Delight. Discovery. Visual joy. Not words you’d immediately think of when imagining a natural history museum. Yet the new incarnation of Seattle’s Burke Museum, which opened October 12, offers all these and more in an expansive space where science meets art and design. The effect? Sheer joy in this planet of ours.

Enter the towering front doors under the giant whale skeleton and the new space envelops you. Soaring upward, outward and even inward (with window walls letting you gaze into workspaces of paleontologists and biologists), it’s the perfect architectural metaphor for scientific discovery. Glass and wood outside, exposed industrial beams inside express the museum’s mission to make the natural and human world transparent.

But it’s how that space is used that really makes science sing with art. In the Living Culture gallery – past the initial acknowledgment of the violence of colonization – Indigenous cultures burst out of dimensional layers. Physical objects (an interactive weaving column, a Coast Salish snowboard) stand before glass cases of artifacts highlighted by text and images, and framed by stunning floor-to-ceiling wall photographs: a Maori sailboat, tribal canoes.

“Synecdoche”, a mural by artist RYAN! Feddersen (Okanogan and Lakes), soars three stories at the heart of the museum.
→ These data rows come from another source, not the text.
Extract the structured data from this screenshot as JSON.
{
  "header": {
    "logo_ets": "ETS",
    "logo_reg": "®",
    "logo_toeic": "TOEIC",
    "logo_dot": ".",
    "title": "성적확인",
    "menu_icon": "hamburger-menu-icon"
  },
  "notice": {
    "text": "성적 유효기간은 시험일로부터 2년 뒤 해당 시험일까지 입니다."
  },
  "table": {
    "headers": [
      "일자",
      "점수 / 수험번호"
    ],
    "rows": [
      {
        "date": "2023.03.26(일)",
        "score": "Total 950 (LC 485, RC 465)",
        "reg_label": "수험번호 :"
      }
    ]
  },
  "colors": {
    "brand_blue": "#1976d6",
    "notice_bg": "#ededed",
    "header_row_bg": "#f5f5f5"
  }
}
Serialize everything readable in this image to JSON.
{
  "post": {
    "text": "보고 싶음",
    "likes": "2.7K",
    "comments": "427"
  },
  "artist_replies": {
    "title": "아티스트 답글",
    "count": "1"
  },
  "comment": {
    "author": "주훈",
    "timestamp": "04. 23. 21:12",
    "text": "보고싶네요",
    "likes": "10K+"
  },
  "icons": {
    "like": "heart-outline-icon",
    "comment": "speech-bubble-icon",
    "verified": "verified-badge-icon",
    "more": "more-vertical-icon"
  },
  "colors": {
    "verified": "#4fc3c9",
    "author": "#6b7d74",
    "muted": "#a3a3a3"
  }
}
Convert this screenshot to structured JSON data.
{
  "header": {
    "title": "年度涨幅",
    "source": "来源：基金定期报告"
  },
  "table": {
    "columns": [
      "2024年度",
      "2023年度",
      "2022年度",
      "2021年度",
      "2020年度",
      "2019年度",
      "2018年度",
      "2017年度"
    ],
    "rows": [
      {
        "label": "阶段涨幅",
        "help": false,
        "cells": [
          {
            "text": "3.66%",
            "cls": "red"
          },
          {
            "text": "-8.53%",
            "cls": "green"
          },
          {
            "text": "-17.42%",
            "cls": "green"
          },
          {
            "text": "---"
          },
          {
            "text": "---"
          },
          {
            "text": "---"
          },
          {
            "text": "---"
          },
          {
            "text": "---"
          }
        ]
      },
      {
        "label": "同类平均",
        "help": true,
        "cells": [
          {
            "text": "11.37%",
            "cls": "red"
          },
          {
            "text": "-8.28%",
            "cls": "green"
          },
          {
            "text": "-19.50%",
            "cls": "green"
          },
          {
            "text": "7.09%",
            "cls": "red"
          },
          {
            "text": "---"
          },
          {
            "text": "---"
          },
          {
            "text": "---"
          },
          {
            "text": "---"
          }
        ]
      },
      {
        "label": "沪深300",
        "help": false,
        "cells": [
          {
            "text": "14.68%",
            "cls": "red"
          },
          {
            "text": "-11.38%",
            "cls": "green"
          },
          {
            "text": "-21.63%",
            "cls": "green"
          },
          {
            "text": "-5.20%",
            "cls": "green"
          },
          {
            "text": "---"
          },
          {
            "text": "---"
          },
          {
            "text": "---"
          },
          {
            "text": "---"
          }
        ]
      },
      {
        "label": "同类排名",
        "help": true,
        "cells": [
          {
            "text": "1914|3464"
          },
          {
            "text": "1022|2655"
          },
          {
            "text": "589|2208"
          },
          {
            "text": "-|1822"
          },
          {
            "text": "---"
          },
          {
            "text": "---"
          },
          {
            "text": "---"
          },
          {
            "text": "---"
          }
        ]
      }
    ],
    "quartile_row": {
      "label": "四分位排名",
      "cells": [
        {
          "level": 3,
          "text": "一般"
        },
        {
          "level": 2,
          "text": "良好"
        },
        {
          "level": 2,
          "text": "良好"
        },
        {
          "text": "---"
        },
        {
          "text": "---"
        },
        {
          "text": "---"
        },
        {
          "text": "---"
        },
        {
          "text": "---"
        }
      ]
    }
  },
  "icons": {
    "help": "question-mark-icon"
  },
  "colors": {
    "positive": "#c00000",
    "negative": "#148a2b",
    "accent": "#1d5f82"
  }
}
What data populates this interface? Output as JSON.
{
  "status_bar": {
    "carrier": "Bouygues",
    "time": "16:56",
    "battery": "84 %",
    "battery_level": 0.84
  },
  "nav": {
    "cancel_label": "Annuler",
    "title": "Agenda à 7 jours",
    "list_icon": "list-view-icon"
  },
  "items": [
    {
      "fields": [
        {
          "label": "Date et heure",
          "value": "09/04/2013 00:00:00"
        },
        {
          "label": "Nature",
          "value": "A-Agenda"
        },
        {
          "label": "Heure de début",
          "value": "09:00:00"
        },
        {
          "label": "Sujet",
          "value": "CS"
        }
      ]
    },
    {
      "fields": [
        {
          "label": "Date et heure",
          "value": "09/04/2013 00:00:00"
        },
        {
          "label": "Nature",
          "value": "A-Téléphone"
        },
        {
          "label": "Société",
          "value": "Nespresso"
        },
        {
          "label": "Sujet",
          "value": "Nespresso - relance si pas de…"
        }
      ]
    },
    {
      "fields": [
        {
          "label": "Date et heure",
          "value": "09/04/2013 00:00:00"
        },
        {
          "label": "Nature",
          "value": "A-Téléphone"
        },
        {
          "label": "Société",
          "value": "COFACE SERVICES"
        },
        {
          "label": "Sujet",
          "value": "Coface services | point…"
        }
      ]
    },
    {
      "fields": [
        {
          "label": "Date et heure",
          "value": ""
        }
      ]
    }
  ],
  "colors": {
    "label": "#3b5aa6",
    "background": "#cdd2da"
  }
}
Photo: Dennis Wise, courtesy of Burke Museum of Natural History & Culture.

On the staircase, floor-to-ceiling continues with the powerful, playful mural Synecdoche, by RYAN! Feddersen (Okanogan and Lakes). Playing o the literary term, Feddersen created a grid of icons that evolve in upward columns, representing something much greater than themselves: a school bus becomes a six-pack drink ring becomes a hashtag becomes an alien.

Other floors are similarly filled with visual joy. Alison Marks’ (Tlingit) Coast Salish version of the Fremont Troll crouches under beams, giant photos illustrate Washington ecosystems, a vivid Salish-style mural of canoes and orcas illuminates the children’s “beach scientist” play area.

In the fossil gallery, dinosaurs leap like a Night at the Museum scene, and fossils jump out of a two-wall mural timeline from Eocene to Ice Age. There are suspended shells, walls of baskets, a circular evolutionary tree erupting with skulls and a taxidermied ostrich.

Upstairs is the immersive Tidal Breaks gallery, filled with massive white walls of underwater video (floating jellies, schooling sharks) and an overhead sculpture of sailing rope and cut white paper foam, hovering over soft cushions.

Our world – and the science that explains it – is beautiful. But sometimes it takes art to remind us of that.